On the contrary, Mr Modi took the tough path of rejecting all requests for patronage. No doubt he made many enemies in the process. But the people as a whole could see that there were no favourites in his regime.
The culture of patronage has led to competitive bidding for vote-banks. The SP and the Congress in Uttar Pradesh, the Congress and the Left Front in West Bengal and Kerala, the Congress in Andhra Pradesh and the DMK in Tamil Nadu -- all are competing to be seen as benefactors of minorities, going to the extent of supporting the Muslim orthodoxy and religious extremism behind the façade of being 'progressive'. But the more they give, the more the beneficiaries want to extract. It finally leads to a stage where the ark of patronage collapses on its perpetrators and the state is on a permanent siege. The vote-banks transform into instruments of vote auction, if not vote blackmail.
The Congress is bemoaning that it did not have a local leader to match Mr Modi's charisma. The party refuses to ask itself the obvious questions. One, why does it fail to create even one such State-level leader not just in Gujarat but also in other States? Two, why does it fail to discover the inability of its chosen 'Prince of Wales' to capture the imagination of either Uttar Pradesh or Gujarat?
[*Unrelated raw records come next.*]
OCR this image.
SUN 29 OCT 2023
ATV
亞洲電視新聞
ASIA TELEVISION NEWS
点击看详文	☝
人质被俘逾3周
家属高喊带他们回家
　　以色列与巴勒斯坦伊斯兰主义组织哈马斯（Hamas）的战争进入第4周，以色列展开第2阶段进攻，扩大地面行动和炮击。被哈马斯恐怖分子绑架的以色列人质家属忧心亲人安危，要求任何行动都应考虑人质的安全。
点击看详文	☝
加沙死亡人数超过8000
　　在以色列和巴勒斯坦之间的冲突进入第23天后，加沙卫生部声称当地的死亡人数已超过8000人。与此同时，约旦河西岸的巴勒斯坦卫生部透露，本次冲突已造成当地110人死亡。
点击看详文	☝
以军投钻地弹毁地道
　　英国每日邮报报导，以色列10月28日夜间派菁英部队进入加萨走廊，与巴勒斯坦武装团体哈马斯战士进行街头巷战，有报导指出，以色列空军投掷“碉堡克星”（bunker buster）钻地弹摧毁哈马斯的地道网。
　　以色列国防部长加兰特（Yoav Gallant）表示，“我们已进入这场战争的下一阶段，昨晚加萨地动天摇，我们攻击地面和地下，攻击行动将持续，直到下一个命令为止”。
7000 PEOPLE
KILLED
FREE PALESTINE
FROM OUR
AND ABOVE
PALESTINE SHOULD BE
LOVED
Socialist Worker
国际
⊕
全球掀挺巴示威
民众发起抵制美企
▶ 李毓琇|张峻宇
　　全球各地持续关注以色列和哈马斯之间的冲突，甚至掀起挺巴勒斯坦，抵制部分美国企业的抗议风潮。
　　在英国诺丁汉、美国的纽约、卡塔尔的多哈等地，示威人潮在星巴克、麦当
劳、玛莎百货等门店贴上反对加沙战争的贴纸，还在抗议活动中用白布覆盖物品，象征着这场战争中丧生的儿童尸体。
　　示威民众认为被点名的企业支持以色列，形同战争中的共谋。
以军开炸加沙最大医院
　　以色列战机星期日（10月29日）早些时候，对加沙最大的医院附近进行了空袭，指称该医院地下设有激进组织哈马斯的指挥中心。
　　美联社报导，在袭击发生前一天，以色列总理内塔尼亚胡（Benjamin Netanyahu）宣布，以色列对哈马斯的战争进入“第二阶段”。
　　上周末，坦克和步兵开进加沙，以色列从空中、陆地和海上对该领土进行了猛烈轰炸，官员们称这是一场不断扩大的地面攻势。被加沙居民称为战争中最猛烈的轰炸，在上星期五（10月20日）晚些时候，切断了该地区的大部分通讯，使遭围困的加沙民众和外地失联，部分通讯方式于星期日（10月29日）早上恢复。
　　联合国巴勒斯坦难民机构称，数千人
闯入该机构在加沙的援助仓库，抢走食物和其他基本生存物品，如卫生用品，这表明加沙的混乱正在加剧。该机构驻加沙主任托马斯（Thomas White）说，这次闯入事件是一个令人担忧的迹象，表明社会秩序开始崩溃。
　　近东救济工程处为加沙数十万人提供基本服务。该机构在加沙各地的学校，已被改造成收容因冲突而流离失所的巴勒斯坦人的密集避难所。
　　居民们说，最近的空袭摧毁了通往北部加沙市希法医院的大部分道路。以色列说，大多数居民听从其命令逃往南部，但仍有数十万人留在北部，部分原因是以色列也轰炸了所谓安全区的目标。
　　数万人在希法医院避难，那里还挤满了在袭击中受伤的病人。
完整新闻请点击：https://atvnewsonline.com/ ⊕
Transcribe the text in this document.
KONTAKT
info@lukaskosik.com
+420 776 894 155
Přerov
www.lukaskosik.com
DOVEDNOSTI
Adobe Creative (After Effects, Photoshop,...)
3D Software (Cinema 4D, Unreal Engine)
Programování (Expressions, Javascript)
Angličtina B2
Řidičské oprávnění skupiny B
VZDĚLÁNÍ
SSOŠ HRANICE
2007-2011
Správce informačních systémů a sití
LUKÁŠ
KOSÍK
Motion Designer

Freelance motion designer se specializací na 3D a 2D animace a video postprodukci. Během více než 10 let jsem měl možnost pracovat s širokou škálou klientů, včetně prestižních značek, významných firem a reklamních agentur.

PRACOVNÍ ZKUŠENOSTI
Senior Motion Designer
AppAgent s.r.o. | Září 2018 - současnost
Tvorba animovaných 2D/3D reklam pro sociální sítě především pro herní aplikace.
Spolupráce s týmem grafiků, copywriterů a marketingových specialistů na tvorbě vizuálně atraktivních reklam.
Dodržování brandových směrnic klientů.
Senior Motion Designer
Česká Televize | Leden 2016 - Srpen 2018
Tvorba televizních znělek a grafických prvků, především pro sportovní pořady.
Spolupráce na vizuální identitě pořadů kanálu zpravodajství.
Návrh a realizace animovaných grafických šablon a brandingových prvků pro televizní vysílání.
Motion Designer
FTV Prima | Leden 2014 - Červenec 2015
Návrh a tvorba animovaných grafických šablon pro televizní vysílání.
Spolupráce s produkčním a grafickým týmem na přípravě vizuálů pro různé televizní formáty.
The answer to both is the same: The Congress has deviated from its roots. Under the Mahatma, it threw up leaders at all levels from a dozen national-level leaders to panchayat-level ones. The party now lives on the charisma of a single family.
How can leadership grow at the grassroots and rise in stature nationally when the top slot is invariably reserved for one single family? The Congressmen are too weak to ask that question. Till they don't, they will have to depend on anti-incumbency of the previous regime, which may not always exist. It didn't in Gujarat.